Our education system has developed an obsession with remediation.
Our education system has developed an obsession with remediation, both for students and teachers. Youngsters fall behind quickly (or start behind) and start an endless round of pull-out instruction, reading groups, remedial courses, and tutoring early. For educators, districts have now beefed up the payroll with instructional coaches, teacher aides, and other paraprofessionals who bring (costly) support and advice but wield little authority. This addiction to support is unhealthy—every dollar spend on remediation and extraneous personnel could be going to pay front-line teachers more.

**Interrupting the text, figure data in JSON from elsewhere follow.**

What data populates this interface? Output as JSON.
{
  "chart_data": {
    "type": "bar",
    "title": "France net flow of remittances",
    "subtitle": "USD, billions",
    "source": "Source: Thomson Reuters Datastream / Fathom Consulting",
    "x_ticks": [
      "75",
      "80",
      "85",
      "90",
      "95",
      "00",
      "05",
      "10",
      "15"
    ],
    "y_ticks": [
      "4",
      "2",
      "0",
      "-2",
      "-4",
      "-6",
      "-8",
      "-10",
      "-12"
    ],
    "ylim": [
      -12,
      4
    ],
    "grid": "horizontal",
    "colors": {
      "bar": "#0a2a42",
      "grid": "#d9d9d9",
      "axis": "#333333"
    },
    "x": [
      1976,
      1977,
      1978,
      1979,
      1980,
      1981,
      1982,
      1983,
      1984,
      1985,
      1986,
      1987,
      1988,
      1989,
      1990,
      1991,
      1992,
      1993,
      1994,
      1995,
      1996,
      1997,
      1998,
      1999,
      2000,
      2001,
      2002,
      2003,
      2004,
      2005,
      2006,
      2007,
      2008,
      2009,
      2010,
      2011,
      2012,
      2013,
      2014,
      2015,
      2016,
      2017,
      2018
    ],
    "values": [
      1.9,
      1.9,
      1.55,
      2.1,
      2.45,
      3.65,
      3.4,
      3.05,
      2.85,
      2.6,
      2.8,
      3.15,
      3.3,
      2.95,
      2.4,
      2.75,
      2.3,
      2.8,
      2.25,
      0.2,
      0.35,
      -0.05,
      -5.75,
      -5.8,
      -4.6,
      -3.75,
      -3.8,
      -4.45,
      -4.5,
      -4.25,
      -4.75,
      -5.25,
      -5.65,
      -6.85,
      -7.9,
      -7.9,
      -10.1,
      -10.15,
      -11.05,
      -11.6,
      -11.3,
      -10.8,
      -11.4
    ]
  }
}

We released a policy brief yesterday that goes deeper on these points, How School Districts Can Stretch the School Dollar. Public Impact has also weighed in on the importance of high-quality, well-compensated teaching with a fantastic new website and infographic.
Trimming school budgets must involve some cuts to payrolls; staff costs constitute the majority of education spending. They need not hurt classrooms, however. With a more intense focus on rewarding quality teachers, especially undercompensated early-career stars, schools can become more cost-efficient and more effective.